Furthermore we can't really use Bazel 4.2 as the underlying TensorFlow isn't compatible with Bazel 4.x yet: https://github.com/tensorflow/tensorflow/blob/v2.6.0/configure.py#L53
I'm actually not sure in that case what the default_shell_env *does* contain and what shell env the action gets if not the default one. None, I guess? So still some confusion there.
Yeah, very much looks like None while as far as I can tell stuff like LD_LIBRARY_PATH and action_envs are passed if use_default_shell_env is set. The TF guys accepted my PR which adds this to the TF repo, so I guess even they don't know a better way.
Re --incompatible_strict_action_env I found https://github.com/bazelbuild/bazel/issues/6648 that mentions that --action_env *should* be passed, but clearly is not -.-
However if you search the Bazel repo that whole thing is a mess:
See https://github.com/bazelbuild/bazel/issues/3320, https://github.com/bazelbuild/bazel/issues/12059, https://github.com/bazelbuild/bazel/issues/11163 to name a few general ones
https://github.com/bazelbuild/bazel/issues/3057:
Bazel does not forward --action_env=NAME, but it does forward --action_env=NAME=VALUE.
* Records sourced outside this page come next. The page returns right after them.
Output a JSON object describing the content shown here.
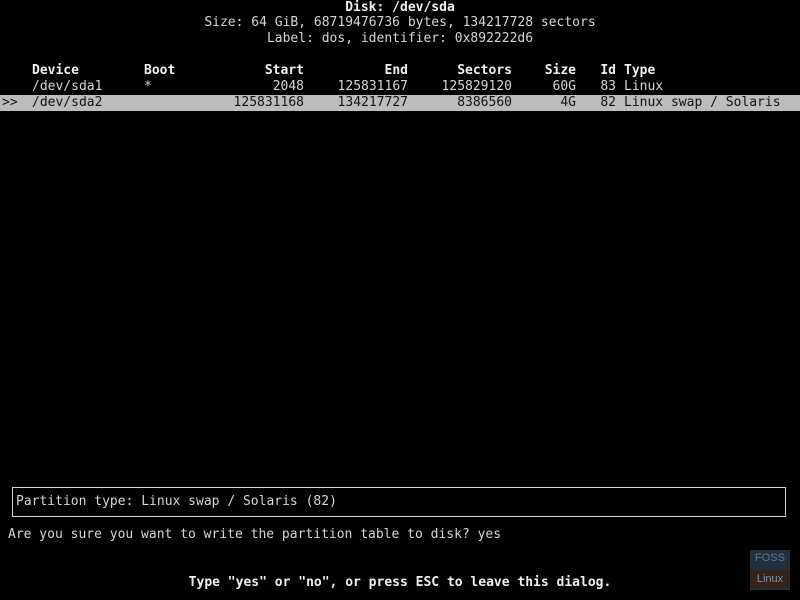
{
  "disk": {
    "title": "Disk: /dev/sda",
    "size_line": "Size: 64 GiB, 68719476736 bytes, 134217728 sectors",
    "label_line": "Label: dos, identifier: 0x892222d6"
  },
  "table": {
    "headers": {
      "device": "Device",
      "boot": "Boot",
      "start": "Start",
      "end": "End",
      "sectors": "Sectors",
      "size": "Size",
      "id": "Id",
      "type": "Type"
    },
    "rows": [
      {
        "marker": "",
        "device": "/dev/sda1",
        "boot": "*",
        "start": "2048",
        "end": "125831167",
        "sectors": "125829120",
        "size": "60G",
        "id": "83",
        "type": "Linux"
      },
      {
        "marker": ">>",
        "device": "/dev/sda2",
        "boot": "",
        "start": "125831168",
        "end": "134217727",
        "sectors": "8386560",
        "size": "4G",
        "id": "82",
        "type": "Linux swap / Solaris"
      }
    ]
  },
  "info_box": {
    "text": "Partition type: Linux swap / Solaris (82)"
  },
  "prompt": {
    "text": "Are you sure you want to write the partition table to disk? yes"
  },
  "hint": {
    "text": "Type \"yes\" or \"no\", or press ESC to leave this dialog."
  },
  "watermark": {
    "top": "FOSS",
    "bottom": "Linux"
  },
  "colors": {
    "background": "#000000",
    "text": "#d6d6d6",
    "selection": "#bcbcbc"
  }
}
What??? As this is a repository rule I tried --action_env=LD_LIBRARY_PATH=$LD_LIBRARY_PATH but still nothing passed
https://github.com/bazelbuild/bazel/issues/6392:
Are you sure that params passed to --action_env are passed to repository execute calls? That sounds completely wrong.
I can't follow that reasoning -.-
So in conclusion: I don't see any other option but this.
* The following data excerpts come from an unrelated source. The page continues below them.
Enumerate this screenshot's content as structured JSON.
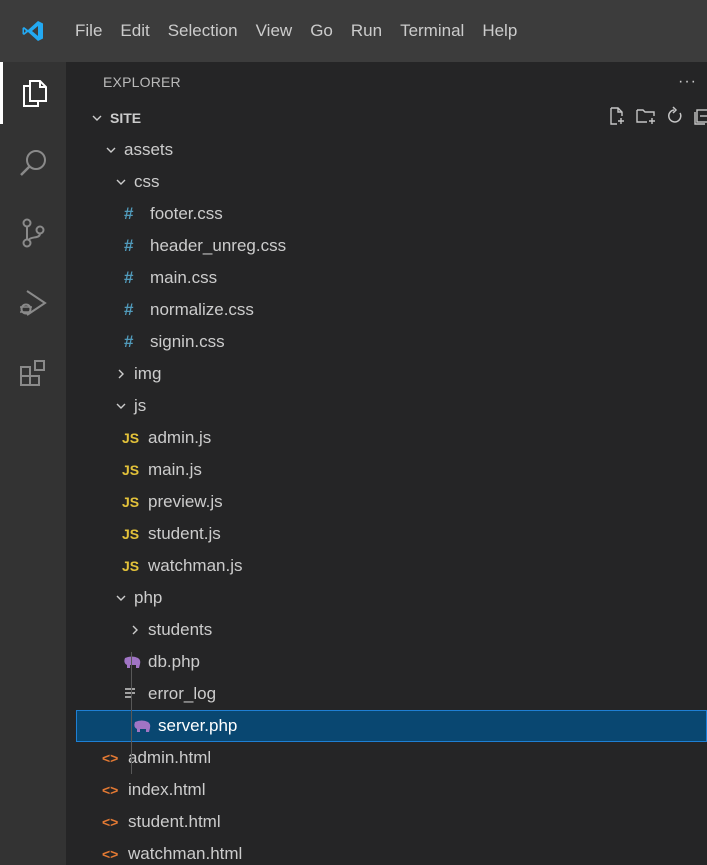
{
  "menu": [
    "File",
    "Edit",
    "Selection",
    "View",
    "Go",
    "Run",
    "Terminal",
    "Help"
  ],
  "explorer": {
    "title": "EXPLORER",
    "more": "···",
    "root": "SITE"
  },
  "tree": [
    {
      "label": "assets",
      "type": "folder",
      "open": true,
      "depth": 1
    },
    {
      "label": "css",
      "type": "folder",
      "open": true,
      "depth": 2
    },
    {
      "label": "footer.css",
      "type": "css",
      "depth": 3
    },
    {
      "label": "header_unreg.css",
      "type": "css",
      "depth": 3
    },
    {
      "label": "main.css",
      "type": "css",
      "depth": 3
    },
    {
      "label": "normalize.css",
      "type": "css",
      "depth": 3
    },
    {
      "label": "signin.css",
      "type": "css",
      "depth": 3
    },
    {
      "label": "img",
      "type": "folder",
      "open": false,
      "depth": 2
    },
    {
      "label": "js",
      "type": "folder",
      "open": true,
      "depth": 2
    },
    {
      "label": "admin.js",
      "type": "js",
      "depth": 3
    },
    {
      "label": "main.js",
      "type": "js",
      "depth": 3
    },
    {
      "label": "preview.js",
      "type": "js",
      "depth": 3
    },
    {
      "label": "student.js",
      "type": "js",
      "depth": 3
    },
    {
      "label": "watchman.js",
      "type": "js",
      "depth": 3
    },
    {
      "label": "php",
      "type": "folder",
      "open": true,
      "depth": 2
    },
    {
      "label": "students",
      "type": "folder",
      "open": false,
      "depth": 3
    },
    {
      "label": "db.php",
      "type": "php",
      "depth": 3
    },
    {
      "label": "error_log",
      "type": "log",
      "depth": 3
    },
    {
      "label": "server.php",
      "type": "php",
      "depth": 3,
      "selected": true
    },
    {
      "label": "admin.html",
      "type": "html",
      "depth": 1
    },
    {
      "label": "index.html",
      "type": "html",
      "depth": 1
    },
    {
      "label": "student.html",
      "type": "html",
      "depth": 1
    },
    {
      "label": "watchman.html",
      "type": "html",
      "depth": 1
    }
  ],
  "icons": {
    "css": "#",
    "js": "JS",
    "html": "<>"
  },
  "colors": {
    "titlebar": "#3c3c3c",
    "activitybar": "#333333",
    "sidebar": "#252526",
    "selection": "#094771",
    "css_icon": "#519aba",
    "js_icon": "#e3c23a",
    "html_icon": "#e37933",
    "php_icon": "#a074c4"
  }
}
Edit: Same results with Bazel 4.2.1
(╯°□°)╯︵ ┻━┻
Ugh yeah let's just add this for now at least. I'll follow up to see if we can get some clarity on wtf is going on with action environments. I assume you don't have commit access and would like me to land this for you?
And if so, please lmk what you'd like me to put for the git author field (name and email)
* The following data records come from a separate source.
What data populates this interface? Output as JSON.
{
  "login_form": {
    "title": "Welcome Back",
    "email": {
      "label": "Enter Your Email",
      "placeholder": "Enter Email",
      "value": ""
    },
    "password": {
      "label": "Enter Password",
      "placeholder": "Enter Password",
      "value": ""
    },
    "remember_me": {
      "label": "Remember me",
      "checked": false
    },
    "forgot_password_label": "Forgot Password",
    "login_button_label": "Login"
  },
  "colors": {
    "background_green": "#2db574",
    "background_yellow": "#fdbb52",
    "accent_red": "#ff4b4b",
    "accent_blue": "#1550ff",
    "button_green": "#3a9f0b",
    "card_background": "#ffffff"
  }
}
utils/bazel/llvm-project-overlay/mlir/tblgen.bzl | ||
---|---|---|
172 | Can you capture the rational presented above as a comment before this option? |
@GMNGeoffrey Updated the diff to include a comment. And yes please land this. Author tag is "Alexander Grund <alexander.grund@tu-dresden.de>", thanks.
Oh and I asked for more explanation for all this on https://groups.google.com/g/bazel-discuss/c/jHaj11mm6sU
Can you capture the rational presented above as a comment before this option?